Private Joseph (Joe) James

Date of Birth c.1898
Age at Death 20
Date of Death 2nd October 1918
Service Number 47141
Military Service Royal Inniskilling Fusiliers 2nd Battalion
Merton Address 18 Queens Road
Local Memorial Mitcham War Memorial

Additional Information

Joseph (Joe) James born in 1898 was the second child for parents Joseph James (Snr) and Rebecca Smith. He was baptised on 18th Dec 1898 in the parish of Woodside at St.Lukes in Croydon. His father was listed as a Basket Maker and their address was given as “The caravan in the Fields”

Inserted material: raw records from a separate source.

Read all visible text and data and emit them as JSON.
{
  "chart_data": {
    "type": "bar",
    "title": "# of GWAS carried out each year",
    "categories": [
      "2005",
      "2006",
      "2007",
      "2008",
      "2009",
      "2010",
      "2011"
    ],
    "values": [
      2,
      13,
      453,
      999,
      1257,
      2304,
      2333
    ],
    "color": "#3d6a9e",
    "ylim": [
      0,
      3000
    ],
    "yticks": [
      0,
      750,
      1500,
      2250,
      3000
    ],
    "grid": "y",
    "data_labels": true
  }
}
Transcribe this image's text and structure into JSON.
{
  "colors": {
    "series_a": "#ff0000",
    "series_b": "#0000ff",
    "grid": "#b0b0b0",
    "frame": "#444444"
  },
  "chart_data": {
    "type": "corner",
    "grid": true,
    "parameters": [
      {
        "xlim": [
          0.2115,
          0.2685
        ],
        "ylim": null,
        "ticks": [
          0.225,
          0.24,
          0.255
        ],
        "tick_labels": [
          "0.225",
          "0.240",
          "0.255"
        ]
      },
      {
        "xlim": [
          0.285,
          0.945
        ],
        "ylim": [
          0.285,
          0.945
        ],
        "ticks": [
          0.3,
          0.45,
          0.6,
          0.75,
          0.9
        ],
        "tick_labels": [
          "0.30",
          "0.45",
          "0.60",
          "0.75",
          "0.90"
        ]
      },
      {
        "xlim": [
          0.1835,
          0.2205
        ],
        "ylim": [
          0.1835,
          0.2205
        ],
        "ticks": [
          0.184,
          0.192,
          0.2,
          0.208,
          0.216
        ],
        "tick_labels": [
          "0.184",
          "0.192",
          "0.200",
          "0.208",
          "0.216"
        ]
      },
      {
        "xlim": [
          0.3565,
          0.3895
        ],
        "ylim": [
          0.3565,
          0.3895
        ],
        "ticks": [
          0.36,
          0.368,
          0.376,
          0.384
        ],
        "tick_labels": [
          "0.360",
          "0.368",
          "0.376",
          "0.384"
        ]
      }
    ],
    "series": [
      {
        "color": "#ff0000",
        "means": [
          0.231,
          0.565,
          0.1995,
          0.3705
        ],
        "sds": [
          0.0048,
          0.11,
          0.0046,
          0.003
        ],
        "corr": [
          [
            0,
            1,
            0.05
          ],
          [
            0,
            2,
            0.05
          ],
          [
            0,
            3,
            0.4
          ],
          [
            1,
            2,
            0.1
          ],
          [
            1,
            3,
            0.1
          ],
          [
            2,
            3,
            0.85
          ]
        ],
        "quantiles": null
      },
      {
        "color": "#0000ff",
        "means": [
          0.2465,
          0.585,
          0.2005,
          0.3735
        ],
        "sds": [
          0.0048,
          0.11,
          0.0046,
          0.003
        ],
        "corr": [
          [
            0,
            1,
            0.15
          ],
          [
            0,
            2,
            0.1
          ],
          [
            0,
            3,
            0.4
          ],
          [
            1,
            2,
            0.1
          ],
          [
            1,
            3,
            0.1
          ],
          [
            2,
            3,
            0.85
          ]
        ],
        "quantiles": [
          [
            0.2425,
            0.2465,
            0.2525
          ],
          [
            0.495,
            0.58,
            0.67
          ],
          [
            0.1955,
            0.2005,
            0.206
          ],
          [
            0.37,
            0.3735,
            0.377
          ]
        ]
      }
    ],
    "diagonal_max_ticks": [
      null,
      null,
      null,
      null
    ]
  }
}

In the census of 1901 Joe aged 2 and older sister Vertina aged 6 were living with their parents who were listed as travelling Gypsys in the Parish of Epsom at Longley Bottom.

By 1911 the family had settled at 18 Queens Road Mitcham. Joseph snr and his partner Rebecca now had four children. Vertina , Joe, Jack aged 4 and Mary aged one. Joseph (snr) was listed as a Hawker of flowers and the couple listed 7 children had been born to them and that 3 had died. Joseph (snr) appears to have been illiterate as he signs the census with a X.

Living close by were other family members of the James’s family. At number 35 Queens Road was Arthur James (brother to Joseph (snr)) and his partner Ocean Draper and their six children. Living at 8 Seaton Road, Mitcham was another brother, john and his wife Minnie James and there was also a Henry and Elizabeth James living at 54 Sibthorpe Road, Mitcham.

Young Joe was most likely to have been illiterate, having spent his earlier life travelling around Surrey, Kent and Essex. He possibly worked as a flower seller at Convent Garden along with his father and several of his uncles.

Joe was 16 when war broke out. Records show he enlisted in Kingston on Thames possibly in 1916 when he was aged 18 and conscription was introduced for all men aged 18-41.

Joe was killed in action on 2nd October 1918 aged 20. The war office paid his mother Rebecca, a war gratuity of £14 17shilling and 2 pence on 13th May 1919.
Joe is commemorated at the Dadizele Communal Cemetery in West Vlaanderen in Belgium and on the Mitcham war Memorial, along with two cousins, William James killed on 30th June 1916 and John James who was killed on 2nd August 1918.